Hal ini disampaikan dalam rapat paripurna dengan agenda mendengar Pandangan Umum Anggota DPRK Terhadap Laporan Keterangan Pertanggungjawaban (LKPJ) Pelaksanaan APBK Tahun 2009 Kota Banda Aceh, Jumat (20/8).

Dalam pandangan umum yang dibacakan Anggota DPRK Banda Aceh, Subhan S.Ag, dewan menilai, meski mendapat opini Wajar Tanpa Pengecualian (WTP) dari BPK RI, bukan berarti pelaksanaan APBK 2009 sudah benar secara materil. Menurut Subhan, opini WTP hanya merupakan pandangan yang diberikan BPK terhadap wajarnya (atau telah sesuai dengan Standar Akuntansi Pemerintah (SAP)-red) tingkat penyajian laporan keuangan suatu pemerintah daerah.

“Jadi, meski perlu diapresiasi, tapi tidak perlu disikapi secara berlebihan, karena kenyataannya tetap saja ada temuan-temuan ketikpatuhan terhadap peraturan perundang-undangan,” katanya dalam acara yang hanya dihadiri Sekda Kota Banda Aceh dan beberpa kepala dinas itu.

Seperti yang tercatat dalam Laporan Hasil Pemeriksaan (LHP) BPK RI terhadap Laporan Keuangan Pemerintah Daerah (LKPD) Kota Banda Aceh tahun 2009, kata Subhan, sedikitnya ada 10 temuan yang tidak sesuai dengan peraturan perundang-undangan dan berpotensi merugikan atau penyalahgunaan keuangan daerah.

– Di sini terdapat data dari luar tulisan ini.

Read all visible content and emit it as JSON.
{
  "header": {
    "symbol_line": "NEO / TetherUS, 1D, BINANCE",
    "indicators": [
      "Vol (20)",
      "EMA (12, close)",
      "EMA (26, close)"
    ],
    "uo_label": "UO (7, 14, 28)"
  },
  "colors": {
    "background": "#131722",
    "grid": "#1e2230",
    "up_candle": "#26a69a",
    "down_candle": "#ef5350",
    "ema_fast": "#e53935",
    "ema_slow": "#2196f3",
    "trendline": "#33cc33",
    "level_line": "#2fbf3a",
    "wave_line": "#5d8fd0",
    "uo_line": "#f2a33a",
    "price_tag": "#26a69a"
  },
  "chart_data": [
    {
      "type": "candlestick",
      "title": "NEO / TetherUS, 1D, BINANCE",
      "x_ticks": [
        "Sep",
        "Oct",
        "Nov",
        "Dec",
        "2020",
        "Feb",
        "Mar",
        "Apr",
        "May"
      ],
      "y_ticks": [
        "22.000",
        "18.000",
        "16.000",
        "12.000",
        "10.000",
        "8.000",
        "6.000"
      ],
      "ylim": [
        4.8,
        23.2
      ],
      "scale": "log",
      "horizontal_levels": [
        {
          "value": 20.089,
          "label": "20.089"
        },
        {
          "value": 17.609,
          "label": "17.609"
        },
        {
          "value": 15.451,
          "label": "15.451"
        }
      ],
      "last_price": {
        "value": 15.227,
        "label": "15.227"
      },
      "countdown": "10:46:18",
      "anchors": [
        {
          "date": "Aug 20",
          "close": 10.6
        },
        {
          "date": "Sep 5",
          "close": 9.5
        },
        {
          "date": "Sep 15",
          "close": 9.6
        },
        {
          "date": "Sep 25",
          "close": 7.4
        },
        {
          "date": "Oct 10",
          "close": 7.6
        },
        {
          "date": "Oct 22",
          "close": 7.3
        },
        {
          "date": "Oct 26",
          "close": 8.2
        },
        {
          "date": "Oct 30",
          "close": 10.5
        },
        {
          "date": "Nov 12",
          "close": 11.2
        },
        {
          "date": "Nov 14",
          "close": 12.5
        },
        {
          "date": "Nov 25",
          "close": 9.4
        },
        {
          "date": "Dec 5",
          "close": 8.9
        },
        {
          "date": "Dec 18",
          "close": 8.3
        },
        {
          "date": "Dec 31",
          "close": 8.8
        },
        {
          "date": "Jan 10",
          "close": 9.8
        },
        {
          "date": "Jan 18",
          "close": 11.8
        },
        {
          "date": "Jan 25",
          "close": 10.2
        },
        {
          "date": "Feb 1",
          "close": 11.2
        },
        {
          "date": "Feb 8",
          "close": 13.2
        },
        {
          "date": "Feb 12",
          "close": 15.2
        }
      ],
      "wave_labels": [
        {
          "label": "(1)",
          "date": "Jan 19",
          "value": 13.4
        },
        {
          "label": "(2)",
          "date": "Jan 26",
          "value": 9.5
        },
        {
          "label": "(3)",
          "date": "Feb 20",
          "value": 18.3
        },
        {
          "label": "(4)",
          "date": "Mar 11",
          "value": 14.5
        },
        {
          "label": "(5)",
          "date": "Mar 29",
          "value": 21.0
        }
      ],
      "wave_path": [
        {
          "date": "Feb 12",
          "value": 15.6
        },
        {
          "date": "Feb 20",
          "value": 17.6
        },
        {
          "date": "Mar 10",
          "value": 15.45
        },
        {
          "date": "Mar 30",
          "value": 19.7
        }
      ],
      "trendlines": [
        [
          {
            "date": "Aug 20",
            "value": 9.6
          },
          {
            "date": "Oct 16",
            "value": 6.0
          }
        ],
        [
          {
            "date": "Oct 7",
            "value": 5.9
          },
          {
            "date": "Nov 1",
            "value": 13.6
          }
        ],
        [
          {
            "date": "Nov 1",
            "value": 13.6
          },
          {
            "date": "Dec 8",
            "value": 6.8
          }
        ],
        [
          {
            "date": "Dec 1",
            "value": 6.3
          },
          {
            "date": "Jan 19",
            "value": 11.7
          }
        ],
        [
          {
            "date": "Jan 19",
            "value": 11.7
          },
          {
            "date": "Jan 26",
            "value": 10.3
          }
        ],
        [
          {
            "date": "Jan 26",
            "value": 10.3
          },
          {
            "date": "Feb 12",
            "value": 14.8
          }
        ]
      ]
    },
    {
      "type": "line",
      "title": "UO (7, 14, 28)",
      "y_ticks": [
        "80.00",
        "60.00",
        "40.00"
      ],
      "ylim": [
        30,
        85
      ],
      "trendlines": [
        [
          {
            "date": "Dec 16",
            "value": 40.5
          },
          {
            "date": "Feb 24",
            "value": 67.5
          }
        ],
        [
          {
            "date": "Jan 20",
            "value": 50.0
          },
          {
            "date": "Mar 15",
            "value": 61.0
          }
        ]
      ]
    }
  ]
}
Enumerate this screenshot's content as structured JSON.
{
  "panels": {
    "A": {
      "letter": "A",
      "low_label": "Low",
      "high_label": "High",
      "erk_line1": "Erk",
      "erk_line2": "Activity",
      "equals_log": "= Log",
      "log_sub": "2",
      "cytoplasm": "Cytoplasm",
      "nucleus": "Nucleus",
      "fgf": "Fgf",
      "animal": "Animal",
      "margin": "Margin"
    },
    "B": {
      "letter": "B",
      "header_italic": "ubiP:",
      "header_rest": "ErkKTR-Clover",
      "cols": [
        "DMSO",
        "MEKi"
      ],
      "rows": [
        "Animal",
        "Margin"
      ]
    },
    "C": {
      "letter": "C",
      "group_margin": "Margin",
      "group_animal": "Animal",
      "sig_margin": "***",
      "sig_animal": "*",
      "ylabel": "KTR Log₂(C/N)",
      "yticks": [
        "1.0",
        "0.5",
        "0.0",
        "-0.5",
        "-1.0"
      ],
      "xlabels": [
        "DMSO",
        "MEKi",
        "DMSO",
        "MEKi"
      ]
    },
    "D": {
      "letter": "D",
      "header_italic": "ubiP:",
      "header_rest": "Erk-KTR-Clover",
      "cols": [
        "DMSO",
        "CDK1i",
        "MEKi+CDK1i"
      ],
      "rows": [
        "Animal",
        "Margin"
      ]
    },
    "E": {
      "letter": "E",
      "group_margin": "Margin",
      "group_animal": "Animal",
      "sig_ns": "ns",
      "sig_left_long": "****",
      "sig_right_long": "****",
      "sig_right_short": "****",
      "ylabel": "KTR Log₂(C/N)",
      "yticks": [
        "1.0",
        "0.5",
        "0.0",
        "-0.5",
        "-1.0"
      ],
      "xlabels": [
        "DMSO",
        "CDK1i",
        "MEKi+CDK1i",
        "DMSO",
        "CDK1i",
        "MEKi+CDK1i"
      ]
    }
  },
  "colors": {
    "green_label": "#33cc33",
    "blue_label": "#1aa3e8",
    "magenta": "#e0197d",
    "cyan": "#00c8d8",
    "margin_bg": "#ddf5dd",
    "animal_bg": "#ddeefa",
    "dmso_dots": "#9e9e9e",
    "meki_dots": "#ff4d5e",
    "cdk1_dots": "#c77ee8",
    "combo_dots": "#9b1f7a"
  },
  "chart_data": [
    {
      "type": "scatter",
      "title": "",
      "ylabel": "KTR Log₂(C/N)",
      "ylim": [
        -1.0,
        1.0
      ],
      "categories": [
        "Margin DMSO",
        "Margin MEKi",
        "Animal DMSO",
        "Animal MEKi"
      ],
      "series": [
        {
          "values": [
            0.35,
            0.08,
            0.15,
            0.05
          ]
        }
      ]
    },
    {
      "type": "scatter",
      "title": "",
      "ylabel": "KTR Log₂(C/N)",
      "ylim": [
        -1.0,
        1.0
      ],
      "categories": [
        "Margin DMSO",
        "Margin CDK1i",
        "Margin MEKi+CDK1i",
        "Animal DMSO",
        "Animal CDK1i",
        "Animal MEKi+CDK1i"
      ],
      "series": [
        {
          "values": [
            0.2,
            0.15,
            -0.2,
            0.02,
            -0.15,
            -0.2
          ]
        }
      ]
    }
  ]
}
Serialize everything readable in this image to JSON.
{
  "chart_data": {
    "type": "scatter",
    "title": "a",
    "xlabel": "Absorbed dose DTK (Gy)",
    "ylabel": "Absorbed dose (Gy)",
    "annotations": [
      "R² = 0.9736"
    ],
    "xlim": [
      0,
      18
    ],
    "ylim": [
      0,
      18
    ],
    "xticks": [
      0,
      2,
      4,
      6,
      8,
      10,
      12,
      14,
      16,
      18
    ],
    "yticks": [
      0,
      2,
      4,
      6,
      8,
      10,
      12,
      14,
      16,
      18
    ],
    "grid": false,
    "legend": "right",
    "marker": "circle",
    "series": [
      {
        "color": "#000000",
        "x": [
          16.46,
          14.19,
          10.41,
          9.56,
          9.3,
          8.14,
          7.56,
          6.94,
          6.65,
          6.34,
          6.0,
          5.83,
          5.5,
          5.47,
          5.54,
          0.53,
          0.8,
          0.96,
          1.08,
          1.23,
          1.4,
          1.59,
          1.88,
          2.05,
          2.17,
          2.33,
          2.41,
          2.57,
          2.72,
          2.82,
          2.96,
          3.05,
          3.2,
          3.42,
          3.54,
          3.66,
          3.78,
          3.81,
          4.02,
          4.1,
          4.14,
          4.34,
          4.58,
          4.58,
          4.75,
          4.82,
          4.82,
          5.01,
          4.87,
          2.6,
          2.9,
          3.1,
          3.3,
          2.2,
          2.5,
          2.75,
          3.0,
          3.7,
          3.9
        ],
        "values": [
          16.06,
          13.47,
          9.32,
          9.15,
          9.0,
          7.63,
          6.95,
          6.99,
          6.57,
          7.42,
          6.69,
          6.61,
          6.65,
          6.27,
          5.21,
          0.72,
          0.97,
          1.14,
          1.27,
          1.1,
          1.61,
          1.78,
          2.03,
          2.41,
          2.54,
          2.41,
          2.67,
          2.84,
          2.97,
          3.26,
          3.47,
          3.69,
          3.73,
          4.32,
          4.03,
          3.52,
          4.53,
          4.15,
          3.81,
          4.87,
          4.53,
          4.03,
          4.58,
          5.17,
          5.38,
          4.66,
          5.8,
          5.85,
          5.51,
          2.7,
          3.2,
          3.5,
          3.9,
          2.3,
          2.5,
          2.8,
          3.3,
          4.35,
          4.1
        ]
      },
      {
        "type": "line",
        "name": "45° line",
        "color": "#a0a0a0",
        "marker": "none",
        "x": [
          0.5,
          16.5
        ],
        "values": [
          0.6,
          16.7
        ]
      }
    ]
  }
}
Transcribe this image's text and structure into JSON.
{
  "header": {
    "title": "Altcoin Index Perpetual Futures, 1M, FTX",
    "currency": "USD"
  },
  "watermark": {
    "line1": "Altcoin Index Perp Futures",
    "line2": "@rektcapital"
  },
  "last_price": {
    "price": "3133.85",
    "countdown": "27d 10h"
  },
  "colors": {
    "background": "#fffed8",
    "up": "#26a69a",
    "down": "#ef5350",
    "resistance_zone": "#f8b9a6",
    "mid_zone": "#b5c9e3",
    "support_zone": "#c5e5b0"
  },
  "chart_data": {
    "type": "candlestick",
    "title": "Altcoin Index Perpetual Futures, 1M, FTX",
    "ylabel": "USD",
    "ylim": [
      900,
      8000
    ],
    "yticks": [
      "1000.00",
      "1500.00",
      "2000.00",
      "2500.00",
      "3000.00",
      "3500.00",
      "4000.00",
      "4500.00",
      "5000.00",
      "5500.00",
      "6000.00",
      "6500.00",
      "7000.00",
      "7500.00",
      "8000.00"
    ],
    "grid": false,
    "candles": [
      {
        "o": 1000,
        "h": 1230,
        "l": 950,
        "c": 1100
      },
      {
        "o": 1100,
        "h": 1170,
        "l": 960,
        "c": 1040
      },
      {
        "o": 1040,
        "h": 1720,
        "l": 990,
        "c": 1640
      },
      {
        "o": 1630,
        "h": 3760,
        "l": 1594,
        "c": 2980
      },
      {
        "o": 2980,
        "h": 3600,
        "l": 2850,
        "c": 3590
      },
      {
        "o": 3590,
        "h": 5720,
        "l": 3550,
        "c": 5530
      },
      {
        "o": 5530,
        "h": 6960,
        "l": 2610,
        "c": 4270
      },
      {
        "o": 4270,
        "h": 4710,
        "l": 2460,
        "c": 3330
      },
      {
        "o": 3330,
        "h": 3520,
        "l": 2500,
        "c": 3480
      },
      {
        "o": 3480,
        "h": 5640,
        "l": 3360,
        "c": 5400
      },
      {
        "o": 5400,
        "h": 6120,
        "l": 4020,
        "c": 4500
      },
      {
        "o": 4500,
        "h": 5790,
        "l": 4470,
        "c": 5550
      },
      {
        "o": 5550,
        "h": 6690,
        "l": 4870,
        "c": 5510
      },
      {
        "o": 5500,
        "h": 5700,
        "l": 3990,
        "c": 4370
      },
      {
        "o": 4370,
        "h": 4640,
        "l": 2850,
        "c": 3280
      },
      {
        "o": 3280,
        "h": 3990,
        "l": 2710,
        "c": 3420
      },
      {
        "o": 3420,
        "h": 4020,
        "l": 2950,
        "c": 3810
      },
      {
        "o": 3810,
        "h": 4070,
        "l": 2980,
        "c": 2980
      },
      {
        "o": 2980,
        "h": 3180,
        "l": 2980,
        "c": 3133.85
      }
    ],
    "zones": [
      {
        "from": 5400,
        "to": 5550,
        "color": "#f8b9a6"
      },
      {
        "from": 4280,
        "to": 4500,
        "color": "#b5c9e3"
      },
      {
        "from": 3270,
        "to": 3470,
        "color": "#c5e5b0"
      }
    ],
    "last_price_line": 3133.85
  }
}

Selain menyoroti berbagai temuan BPK RI, dewan, kata Subhan, juga prihatin dengan performa sejumlah SKPK yang dinilai kurang cakap, seperti inspektorat, dinas pendidikan, dinas kesehatan, PDAM Tirta Daroy, dan Rumah Sakit Meuraxa.

Inspektorat misalnya. Dewan menilai SKPK ini kurang berfungsi secara optimal dalam mejalankan tugas, khususnya, di bidang pengawasan. “Kenyataan ini seakan mensahihkan rumor bahwa inspektorat merupakan lokasi penempatan pejabat “Bangku Panjang”,” Kata Subhan.

Lihat juga performa PDAM Tirta Daroy yang dari waktu ke waktu tapi tak kunjung membaik. Dewan menilai, hingga saat ini berbagai persoalan ketersedian air bersih masih membelit sebagian warga

“Itu sebabnya, PDAM ini perlu diaudit karena banyak tanda tanya besar dalam pelaksanaannya, seperti, berapa jumlah pelanggan yang ada saat ini, berapa persisnya panjang pipa yang tersedia,” sebut Subhan.

Dewan, kata Subhan, juga merasa aneh dengan hasil fisk pelaksanaan anggaran yang bersumber dari Dana Alokasi Khusus (DAK) Pendidikan tahun 2009. Melihat porsi anggaran yang diterima masing sekolah rata-rata senilai Rp277 juta, berbanding terbalik dengan kualitas fisik yang dihasilkan. “Semestinya, dengan porsi anggaran sebesar itu, kualitasnya bisa lebih bagus,” katanya.

Selain Subhan, anggota DPRK dari Partai Golkar Sabri Badruddin juga menyampaikan pandangan umumnya terhadap pelaksanaan APBK 2009 Kota Banda Aceh ini.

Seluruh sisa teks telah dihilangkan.